A la distancia de los años, es interesante devolvernos a este período y a la importancia del activismo para lograr un cambio en las actitudes de la gente. Algo que Act-Up logró en numerosos países, llevando a que se aceleraran las investigaciones con respecto a los tratamientos que salvan hoy la vida a millones de individuos en todo el mundo. El sacrificio de aquellos pioneros no queda entonces en un vacío, sino se empina por encima de los obstáculos y los sectarismos, logrando que reverbere hoy en la conciencia de nuestra contemporaneidad.

Una certeza que el film de Campillo exploró con agudeza y acierto, a la manera de otros trabajos suyos como L’Emploi du temps (2001), Entre les murs (2008) y Eastern Boys (2013), donde también las deficiencias de la sociedad francesa para lidiar con situaciones de crisis fueron igualmente examinadas con valor y tino, pero sin perder su cualidad de crear momentos de ensoñación e ilusión. De acuerdo con el director: “Quería contrastar en esta película lo que esta gente tiene que hacer para cambiar las cosas, combinándolas con escenas donde lo onírico tuviera también cabida”.

Y ha sido quizás God’s Own Country, ópera prima del inglés Francis Lee, el film donde tales inquietudes han cristalizado más certeramente. Aquí dos jóvenes, Gheorghe (Alec Secareanu), un inmigrante rumano, y Johnny (Josh O’Connor), un granjero de Yorkshire, irán cimentando una relación de pareja, desde la doble intemperie constituida por el paisaje de la región y la aridez sentimental de los habitantes de aquel condado. En tal sentido, las comparaciones con el seminal film de Ang Lee Brokeback Mountain (2005) se vuelven sumamente pertinentes, pues también en esta película la relación florece en tierra baldía, entre caracteres muy alejados de lo sofisticado de la vida gay urbana. De hecho, al igual que en el film de Lee, tampoco existe interés en construir un sujeto homosexual, sino que lo importante queda más bien circunscrito al ámbito doméstico, en la aceptación tácita de la relación entre los dos jóvenes por parte del padre paralítico de Johnny y la abuela. Y es que para ellos lo más importante es garantizar el funcionamiento de la granja, aun cuando esto conlleve convivir cotidianamente con la pareja.
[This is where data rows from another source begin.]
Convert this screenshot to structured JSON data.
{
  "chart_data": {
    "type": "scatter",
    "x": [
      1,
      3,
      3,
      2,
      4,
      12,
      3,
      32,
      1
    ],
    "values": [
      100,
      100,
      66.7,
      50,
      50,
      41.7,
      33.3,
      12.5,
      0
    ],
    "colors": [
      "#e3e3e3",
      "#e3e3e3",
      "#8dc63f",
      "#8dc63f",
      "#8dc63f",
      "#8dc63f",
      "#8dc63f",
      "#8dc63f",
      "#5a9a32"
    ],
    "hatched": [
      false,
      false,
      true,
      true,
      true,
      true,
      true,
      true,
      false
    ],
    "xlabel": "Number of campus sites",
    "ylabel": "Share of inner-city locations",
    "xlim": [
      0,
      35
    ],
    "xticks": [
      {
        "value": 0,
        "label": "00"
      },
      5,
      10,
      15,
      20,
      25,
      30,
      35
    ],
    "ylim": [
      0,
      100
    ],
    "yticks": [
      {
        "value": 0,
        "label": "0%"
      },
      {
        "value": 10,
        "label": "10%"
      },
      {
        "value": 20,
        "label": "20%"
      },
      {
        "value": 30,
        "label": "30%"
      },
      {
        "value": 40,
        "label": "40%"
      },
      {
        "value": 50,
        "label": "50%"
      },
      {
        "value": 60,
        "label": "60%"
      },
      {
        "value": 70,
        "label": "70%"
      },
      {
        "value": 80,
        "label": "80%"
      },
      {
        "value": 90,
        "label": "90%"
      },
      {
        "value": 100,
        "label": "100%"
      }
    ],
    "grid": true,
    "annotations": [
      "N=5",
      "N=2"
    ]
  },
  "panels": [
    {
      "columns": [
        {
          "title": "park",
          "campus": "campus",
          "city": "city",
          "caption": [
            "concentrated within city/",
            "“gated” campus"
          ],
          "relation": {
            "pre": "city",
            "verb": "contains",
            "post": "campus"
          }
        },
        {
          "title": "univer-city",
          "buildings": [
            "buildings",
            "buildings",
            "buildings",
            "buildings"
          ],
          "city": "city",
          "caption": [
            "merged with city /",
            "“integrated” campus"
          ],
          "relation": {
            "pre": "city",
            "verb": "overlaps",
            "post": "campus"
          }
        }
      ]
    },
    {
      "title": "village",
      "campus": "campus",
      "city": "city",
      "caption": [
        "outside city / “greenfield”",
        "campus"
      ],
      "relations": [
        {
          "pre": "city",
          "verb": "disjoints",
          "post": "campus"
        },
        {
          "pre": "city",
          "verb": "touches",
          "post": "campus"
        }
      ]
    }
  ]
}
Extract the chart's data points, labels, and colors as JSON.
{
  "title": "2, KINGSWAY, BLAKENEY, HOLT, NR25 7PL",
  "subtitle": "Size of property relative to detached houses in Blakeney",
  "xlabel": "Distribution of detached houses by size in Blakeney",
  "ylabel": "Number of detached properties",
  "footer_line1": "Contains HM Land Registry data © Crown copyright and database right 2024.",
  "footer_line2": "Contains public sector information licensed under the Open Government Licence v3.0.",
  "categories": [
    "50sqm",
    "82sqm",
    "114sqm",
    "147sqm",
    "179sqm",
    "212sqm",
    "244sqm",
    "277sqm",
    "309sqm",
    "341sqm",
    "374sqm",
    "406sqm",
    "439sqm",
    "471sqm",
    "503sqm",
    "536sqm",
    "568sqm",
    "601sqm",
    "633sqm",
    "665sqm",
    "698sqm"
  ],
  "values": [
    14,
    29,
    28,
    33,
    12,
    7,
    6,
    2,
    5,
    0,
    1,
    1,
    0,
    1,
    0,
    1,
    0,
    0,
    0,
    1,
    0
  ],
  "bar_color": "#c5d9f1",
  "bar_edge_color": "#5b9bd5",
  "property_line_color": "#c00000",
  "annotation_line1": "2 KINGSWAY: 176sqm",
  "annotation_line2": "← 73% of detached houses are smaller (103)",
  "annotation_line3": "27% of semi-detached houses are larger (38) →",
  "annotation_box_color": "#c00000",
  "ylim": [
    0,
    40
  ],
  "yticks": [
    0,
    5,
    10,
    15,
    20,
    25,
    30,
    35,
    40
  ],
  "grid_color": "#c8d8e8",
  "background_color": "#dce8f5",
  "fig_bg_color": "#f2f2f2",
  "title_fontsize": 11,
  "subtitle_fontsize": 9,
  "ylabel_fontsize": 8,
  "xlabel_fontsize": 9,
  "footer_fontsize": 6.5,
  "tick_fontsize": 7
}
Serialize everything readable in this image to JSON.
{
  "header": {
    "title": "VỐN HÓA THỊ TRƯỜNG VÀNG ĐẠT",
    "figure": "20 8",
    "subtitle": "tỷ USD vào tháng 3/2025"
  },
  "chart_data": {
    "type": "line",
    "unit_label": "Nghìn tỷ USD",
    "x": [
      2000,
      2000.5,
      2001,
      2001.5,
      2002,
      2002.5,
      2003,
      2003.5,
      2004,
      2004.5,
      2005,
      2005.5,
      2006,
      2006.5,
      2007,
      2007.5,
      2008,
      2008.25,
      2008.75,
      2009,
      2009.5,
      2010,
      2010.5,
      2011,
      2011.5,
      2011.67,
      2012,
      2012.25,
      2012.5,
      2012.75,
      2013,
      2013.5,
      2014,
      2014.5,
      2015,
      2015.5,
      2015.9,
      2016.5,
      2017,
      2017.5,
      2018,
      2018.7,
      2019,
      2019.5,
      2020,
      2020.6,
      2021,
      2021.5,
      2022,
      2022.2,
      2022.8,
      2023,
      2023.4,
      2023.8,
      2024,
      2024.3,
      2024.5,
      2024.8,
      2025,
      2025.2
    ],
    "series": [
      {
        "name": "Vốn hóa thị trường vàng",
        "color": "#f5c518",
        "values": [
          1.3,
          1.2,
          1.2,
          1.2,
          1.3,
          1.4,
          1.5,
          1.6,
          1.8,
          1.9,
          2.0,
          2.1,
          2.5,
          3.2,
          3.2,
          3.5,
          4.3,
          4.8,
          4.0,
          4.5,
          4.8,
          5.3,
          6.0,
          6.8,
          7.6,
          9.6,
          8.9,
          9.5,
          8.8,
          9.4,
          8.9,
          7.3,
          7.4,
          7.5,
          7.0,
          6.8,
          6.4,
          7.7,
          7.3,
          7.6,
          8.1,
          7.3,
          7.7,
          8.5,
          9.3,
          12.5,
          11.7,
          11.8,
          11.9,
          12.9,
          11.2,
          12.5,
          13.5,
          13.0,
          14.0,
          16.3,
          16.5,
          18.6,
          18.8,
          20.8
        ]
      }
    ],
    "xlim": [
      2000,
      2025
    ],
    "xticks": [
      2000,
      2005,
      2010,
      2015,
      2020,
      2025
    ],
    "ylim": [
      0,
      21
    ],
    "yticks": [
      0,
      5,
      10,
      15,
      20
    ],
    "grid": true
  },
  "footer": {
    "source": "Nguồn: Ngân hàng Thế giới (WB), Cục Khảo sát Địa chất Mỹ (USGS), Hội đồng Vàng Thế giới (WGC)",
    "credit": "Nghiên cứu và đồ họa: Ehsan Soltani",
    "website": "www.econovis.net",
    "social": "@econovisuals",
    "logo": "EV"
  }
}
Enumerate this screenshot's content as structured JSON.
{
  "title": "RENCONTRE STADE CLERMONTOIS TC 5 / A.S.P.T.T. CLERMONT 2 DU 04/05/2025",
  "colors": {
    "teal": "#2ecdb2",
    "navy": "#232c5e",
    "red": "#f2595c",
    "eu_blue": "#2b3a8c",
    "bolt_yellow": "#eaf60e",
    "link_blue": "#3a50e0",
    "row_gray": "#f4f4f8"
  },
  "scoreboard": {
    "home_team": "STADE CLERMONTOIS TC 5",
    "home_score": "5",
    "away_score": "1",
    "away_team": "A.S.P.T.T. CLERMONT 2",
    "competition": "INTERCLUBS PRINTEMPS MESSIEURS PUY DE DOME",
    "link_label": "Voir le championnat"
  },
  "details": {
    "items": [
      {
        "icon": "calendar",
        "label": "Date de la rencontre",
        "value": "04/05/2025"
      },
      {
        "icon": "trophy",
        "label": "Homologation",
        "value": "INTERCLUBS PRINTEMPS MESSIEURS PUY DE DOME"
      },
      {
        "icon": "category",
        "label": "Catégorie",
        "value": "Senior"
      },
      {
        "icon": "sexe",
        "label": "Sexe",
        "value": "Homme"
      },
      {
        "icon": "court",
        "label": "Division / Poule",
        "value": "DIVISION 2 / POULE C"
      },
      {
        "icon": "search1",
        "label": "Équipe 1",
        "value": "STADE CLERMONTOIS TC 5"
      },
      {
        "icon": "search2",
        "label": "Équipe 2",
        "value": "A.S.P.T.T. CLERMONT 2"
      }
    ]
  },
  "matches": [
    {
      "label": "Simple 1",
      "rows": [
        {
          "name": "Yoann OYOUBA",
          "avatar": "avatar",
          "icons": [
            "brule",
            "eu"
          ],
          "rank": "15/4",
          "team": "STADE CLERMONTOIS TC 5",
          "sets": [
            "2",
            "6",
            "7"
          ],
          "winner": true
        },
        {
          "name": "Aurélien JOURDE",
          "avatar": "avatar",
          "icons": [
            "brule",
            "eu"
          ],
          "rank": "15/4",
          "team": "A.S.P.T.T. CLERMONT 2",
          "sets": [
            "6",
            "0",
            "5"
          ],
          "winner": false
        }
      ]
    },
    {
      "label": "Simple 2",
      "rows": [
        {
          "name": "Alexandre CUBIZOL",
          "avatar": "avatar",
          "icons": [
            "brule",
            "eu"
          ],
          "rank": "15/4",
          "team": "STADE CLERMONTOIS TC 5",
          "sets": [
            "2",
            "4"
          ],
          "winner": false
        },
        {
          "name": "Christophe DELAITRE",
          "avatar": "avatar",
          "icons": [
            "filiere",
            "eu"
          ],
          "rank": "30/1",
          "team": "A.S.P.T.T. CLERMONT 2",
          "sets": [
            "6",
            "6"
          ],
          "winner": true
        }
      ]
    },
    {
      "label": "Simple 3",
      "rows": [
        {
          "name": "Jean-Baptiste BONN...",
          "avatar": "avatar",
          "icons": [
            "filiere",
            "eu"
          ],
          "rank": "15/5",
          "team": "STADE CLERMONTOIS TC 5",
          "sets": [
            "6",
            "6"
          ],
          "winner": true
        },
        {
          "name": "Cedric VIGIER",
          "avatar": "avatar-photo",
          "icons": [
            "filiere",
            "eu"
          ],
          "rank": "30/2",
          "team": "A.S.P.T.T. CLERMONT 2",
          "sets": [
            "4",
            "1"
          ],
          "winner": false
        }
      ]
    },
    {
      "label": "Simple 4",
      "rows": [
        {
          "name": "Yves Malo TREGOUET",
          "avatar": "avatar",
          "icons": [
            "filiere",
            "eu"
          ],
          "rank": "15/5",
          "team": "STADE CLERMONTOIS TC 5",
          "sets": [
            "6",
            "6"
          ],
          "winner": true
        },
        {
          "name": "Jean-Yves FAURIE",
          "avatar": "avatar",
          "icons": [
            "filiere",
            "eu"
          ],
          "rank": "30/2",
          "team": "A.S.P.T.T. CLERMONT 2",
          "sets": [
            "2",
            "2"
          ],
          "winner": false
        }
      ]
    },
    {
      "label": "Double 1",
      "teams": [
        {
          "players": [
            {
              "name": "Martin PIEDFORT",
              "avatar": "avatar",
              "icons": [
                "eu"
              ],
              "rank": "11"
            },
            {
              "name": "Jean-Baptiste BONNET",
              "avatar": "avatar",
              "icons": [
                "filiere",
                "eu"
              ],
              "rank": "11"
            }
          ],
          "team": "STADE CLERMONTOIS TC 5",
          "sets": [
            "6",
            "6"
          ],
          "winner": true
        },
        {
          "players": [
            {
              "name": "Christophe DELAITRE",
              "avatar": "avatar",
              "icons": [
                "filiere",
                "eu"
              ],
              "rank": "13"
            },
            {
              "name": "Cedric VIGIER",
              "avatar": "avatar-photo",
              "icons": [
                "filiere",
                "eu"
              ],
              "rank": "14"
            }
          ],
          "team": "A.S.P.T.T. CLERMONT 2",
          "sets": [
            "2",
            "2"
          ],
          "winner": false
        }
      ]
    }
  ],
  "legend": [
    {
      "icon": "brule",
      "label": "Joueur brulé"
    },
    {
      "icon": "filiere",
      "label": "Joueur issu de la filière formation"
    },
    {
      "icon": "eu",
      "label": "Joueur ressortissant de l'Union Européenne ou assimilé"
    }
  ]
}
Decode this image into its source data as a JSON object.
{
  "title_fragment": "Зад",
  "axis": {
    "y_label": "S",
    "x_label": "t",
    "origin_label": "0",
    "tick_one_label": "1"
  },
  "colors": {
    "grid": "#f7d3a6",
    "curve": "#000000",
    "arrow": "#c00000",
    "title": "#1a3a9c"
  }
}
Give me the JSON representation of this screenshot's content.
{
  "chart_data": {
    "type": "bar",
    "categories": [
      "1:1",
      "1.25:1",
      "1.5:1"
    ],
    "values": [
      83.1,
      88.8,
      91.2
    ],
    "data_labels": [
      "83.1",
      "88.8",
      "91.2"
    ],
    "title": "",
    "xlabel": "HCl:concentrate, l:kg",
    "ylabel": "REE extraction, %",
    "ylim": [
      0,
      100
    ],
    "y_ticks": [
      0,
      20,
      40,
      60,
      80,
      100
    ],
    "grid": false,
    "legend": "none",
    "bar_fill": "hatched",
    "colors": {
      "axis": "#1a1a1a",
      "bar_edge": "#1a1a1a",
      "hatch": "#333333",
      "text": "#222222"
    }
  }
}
Las sobrias panorámicas del paisaje de la zona y los escuetos planos-secuencia de los muchachos cuidando del ganado, reparando las cercas, preparando las tierras para el cultivo o viviendo plenamente una intimidad, sudada en el esfuerzo de ganarla a pulso a fin de ser vivida abiertamente, espejearon el minimalismo de un guion sin excesos. Ello, para hacer mucho más concisa una historia deslastrada de romanticismo gratuito y el melodrama propio del género, hasta articular una obra donde, en palabras del cineasta, “nada ha sido falsificado. Quería que todo fuese lo más real posible”.

Incluso el sustrato xenofóbico y homofóbico de los protagonistas mismos, llamándose a sí mismos por los nombres denigrantes hacia el homosexual, y el hecho de que uno de ellos fuera un inmigrante llegado, en sus palabras, de “un país donde todo está muerto”, se integró fluidamente al desarrollo del film. Un film que, como los demás aquí consignados, nos permite observar el desarrollo actual de la sociedad europea, en una encrucijada histórica de gran complejidad dentro del frágil equilibrio geopolítico mundial en el nuevo milenio.